1) Most organizations don’t have enough resources.

I spent last week at a large organization that is better funded and has far more resources than most, but they still only have less than one hour per year per employee for security awareness training. That’s one “lunch and learn” or maybe a couple of short online computer based training modules that employees may not pay much attention to anyway.

2) Awareness training is like exercise; the benefits are short lived.

Last summer I went for several 100 mile plus bike rides and was in great shape, at least for a fat middle-aged dude. A couple months after the snow started and the bike riding ended, I was back to my normal slothful self and there were few if any residual effects.

It’s the same with awareness training! You can have the best awareness training possible, but shortly afterwards people will revert to writing their passwords on stickies stuck to their monitors or perhaps under their keyboards, opening random email attachments, and letting others ‘tailgate’ through the sidedoors. The effects of security awareness training are short lived.

Security awareness training is good, but not enough. What’s needed is an awareness program, something that’s ongoing, just like I should have moved my exercise indoors to the gym instead of stopping when the cold weather and snow came.

A security awareness program can include security awareness training, but needs more reinforcement than security awareness training alone can provide.

Examples of what can be included in an ongoing security awareness program include:

  • Security awareness posters.

  • Slogans. Anyone remember “Lose Lips Sink Ships,” I think from the War of 1812? Its purpose was to remind civilians of the importance of OpSec, even if they didn’t know what that meant. It worked.

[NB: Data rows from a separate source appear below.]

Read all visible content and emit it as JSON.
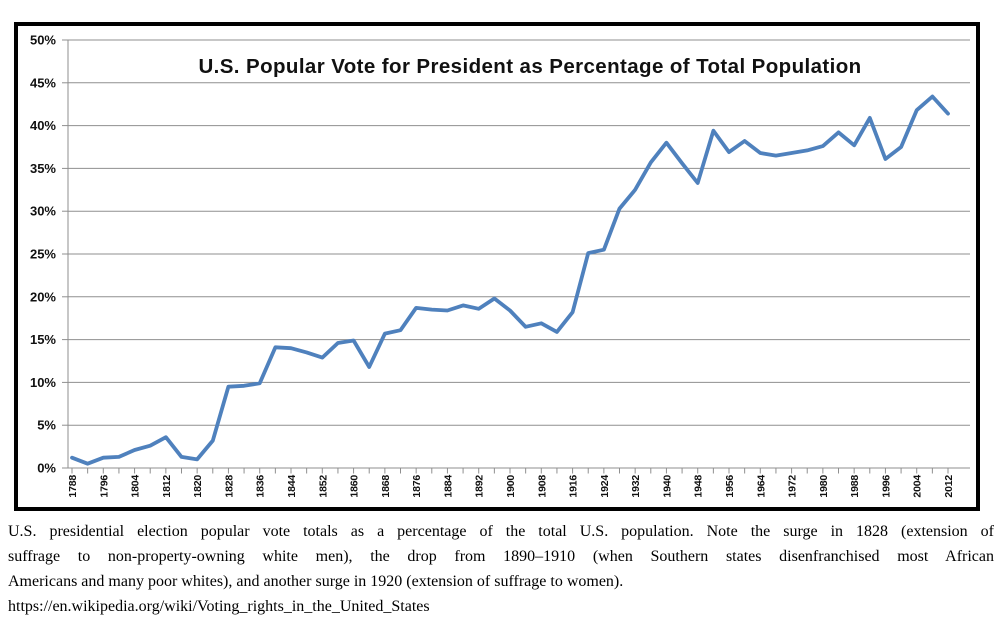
{
  "chart_data": {
    "type": "line",
    "title": "U.S. Popular Vote for President as Percentage of Total Population",
    "xlabel": "",
    "ylabel": "",
    "ylim": [
      0,
      50
    ],
    "ytick_step": 5,
    "ytick_suffix": "%",
    "xtick_step_years": 4,
    "xtick_label_every_years": 8,
    "grid": true,
    "legend_position": "none",
    "line_color": "#4F81BD",
    "grid_color": "#8f8f8f",
    "frame_color": "#000000",
    "x": [
      1788,
      1792,
      1796,
      1800,
      1804,
      1808,
      1812,
      1816,
      1820,
      1824,
      1828,
      1832,
      1836,
      1840,
      1844,
      1848,
      1852,
      1856,
      1860,
      1864,
      1868,
      1872,
      1876,
      1880,
      1884,
      1888,
      1892,
      1896,
      1900,
      1904,
      1908,
      1912,
      1916,
      1920,
      1924,
      1928,
      1932,
      1936,
      1940,
      1944,
      1948,
      1952,
      1956,
      1960,
      1964,
      1968,
      1972,
      1976,
      1980,
      1984,
      1988,
      1992,
      1996,
      2000,
      2004,
      2008,
      2012
    ],
    "values": [
      1.2,
      0.5,
      1.2,
      1.3,
      2.1,
      2.6,
      3.6,
      1.3,
      1.0,
      3.2,
      9.5,
      9.6,
      9.9,
      14.1,
      14.0,
      13.5,
      12.9,
      14.6,
      14.9,
      11.8,
      15.7,
      16.1,
      18.7,
      18.5,
      18.4,
      19.0,
      18.6,
      19.8,
      18.4,
      16.5,
      16.9,
      15.9,
      18.2,
      25.1,
      25.5,
      30.3,
      32.5,
      35.7,
      38.0,
      35.6,
      33.3,
      39.4,
      36.9,
      38.2,
      36.8,
      36.5,
      36.8,
      37.1,
      37.6,
      39.2,
      37.7,
      40.9,
      36.1,
      37.5,
      41.8,
      43.4,
      41.4
    ],
    "x_tick_labels": [
      "1788",
      "1796",
      "1804",
      "1812",
      "1820",
      "1828",
      "1836",
      "1844",
      "1852",
      "1860",
      "1868",
      "1876",
      "1884",
      "1892",
      "1900",
      "1908",
      "1916",
      "1924",
      "1932",
      "1940",
      "1948",
      "1956",
      "1964",
      "1972",
      "1980",
      "1988",
      "1996",
      "2004",
      "2012"
    ],
    "y_tick_labels": [
      "0%",
      "5%",
      "10%",
      "15%",
      "20%",
      "25%",
      "30%",
      "35%",
      "40%",
      "45%",
      "50%"
    ]
  },
  "caption": {
    "lines": [
      "U.S. presidential election popular vote totals as a percentage of the total U.S. population. Note the surge in 1828 (extension of",
      "suffrage to non-property-owning white men), the drop from 1890–1910 (when Southern states disenfranchised most African",
      "Americans and many poor whites), and another surge in 1920 (extension of suffrage to women)."
    ],
    "url": "https://en.wikipedia.org/wiki/Voting_rights_in_the_United_States"
  }
}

  • These same slogans or other messages can also appear on coffee cups, mouse pads, and just about anything else.

  • Videos. For example, continuously running videos in break rooms for hourly employees often work well.

  • Login screen messages.

  • Humorous/embarrassing counterexamples, perhaps in a company newsletter or other communications, of others who have made mistakes. Do NOT embarrass or make fun of employees, but you can make fun of yourself or competitors.

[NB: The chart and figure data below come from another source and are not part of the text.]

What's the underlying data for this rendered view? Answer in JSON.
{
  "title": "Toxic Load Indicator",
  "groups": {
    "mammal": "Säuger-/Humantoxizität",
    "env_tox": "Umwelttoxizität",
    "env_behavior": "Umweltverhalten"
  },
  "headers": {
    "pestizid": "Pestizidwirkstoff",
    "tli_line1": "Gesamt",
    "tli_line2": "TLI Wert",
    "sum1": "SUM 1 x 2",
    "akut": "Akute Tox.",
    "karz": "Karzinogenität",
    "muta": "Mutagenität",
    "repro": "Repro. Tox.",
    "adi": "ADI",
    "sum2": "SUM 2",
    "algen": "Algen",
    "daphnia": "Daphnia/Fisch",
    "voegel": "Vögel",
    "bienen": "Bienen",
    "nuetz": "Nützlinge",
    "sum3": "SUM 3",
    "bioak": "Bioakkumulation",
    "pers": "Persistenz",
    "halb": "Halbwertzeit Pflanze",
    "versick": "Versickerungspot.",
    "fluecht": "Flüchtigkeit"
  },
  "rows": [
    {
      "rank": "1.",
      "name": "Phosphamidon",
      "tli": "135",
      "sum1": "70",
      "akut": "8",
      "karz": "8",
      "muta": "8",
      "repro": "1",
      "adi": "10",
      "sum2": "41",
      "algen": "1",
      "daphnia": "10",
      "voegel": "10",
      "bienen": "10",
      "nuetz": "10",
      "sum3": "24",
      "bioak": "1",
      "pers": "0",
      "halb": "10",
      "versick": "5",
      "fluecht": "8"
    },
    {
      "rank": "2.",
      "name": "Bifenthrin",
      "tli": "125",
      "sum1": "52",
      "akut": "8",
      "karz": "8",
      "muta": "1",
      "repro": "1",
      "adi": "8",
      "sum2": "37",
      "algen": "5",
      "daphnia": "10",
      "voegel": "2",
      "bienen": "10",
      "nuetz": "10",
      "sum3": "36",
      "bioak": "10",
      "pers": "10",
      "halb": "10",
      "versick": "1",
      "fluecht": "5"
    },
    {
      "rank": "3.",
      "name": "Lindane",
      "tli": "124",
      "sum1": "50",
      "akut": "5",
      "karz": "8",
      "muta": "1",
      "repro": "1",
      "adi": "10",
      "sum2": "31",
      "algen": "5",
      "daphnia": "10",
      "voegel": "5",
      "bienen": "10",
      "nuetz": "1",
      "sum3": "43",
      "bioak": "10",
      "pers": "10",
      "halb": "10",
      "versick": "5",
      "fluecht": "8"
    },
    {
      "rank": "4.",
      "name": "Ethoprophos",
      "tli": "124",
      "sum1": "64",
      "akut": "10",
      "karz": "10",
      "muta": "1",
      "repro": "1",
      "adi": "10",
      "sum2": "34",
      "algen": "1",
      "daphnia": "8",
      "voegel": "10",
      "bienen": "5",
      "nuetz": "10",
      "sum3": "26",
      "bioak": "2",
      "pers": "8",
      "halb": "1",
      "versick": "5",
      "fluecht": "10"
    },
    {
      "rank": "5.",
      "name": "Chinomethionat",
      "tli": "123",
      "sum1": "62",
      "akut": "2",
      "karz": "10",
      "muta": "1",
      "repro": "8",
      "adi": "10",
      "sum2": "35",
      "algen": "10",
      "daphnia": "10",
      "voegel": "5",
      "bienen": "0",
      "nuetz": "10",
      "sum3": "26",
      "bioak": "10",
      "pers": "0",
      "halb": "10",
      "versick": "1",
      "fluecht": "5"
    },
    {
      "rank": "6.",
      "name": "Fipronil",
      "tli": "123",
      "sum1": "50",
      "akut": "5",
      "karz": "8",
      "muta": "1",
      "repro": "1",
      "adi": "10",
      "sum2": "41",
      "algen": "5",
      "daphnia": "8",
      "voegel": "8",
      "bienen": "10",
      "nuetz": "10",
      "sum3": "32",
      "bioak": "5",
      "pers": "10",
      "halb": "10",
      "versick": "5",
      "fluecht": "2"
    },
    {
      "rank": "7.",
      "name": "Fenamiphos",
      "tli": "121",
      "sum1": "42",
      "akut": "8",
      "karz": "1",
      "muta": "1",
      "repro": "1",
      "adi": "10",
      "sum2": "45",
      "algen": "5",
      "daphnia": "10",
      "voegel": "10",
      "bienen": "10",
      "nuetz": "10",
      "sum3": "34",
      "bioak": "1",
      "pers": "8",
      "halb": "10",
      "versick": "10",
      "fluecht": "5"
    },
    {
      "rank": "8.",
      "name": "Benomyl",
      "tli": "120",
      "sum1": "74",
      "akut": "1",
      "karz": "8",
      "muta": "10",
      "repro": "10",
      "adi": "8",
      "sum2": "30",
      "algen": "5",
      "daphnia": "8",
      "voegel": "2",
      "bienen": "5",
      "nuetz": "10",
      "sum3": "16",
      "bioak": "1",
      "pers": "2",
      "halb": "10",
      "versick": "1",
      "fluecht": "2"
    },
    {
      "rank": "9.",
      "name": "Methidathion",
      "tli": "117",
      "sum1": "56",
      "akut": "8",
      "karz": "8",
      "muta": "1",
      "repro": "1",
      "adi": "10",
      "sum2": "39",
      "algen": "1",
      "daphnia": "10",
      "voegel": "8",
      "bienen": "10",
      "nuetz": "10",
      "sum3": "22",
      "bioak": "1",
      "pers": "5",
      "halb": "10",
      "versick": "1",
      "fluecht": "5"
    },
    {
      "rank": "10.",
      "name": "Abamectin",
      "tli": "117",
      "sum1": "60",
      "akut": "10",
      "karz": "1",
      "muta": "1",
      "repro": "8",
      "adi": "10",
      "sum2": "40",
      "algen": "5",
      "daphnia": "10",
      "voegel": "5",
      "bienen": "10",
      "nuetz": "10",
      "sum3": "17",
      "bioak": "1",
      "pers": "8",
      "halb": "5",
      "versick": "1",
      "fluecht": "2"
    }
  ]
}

  • A security day, with attractions for employees. “Security” will not entice many people, but free food and prizes usually work well. Anything that makes it ‘fun’ works well. How about a magician or clown?

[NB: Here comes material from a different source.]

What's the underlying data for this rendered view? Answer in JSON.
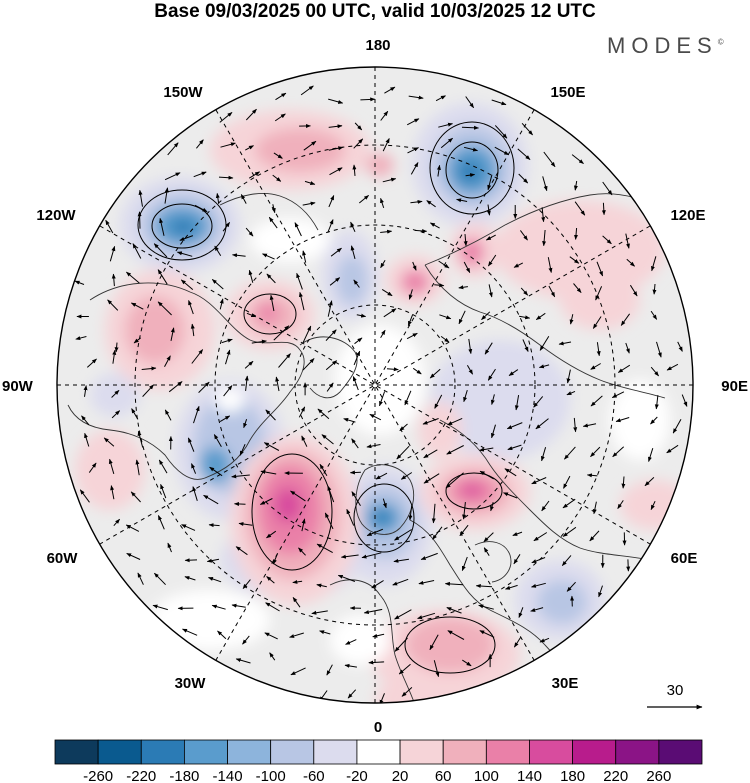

Technology “solutions” are only a part of solid information security. We will always have the human element to contend with as well. In order to minimize vulnerabilities in the ever-present human element, humans need consistent and ongoing reminders.

Instructor led and computer based security awareness training sessions can be one component of a security awareness program, but other less resource intensive and disruptive components are needed as well. These will vary depending on the organization, but include a wide variety of possibilities.

Remember that for maximum effect efforts must be ongoing. Any security awareness activities in the past, regardless of how successful, have limited residual effects. Similarly, it’s great I went for a 5 mile run last Wednesday, but the 5000 calorie Chinese buffet lunch I had today probably has more effect on my fitness and health.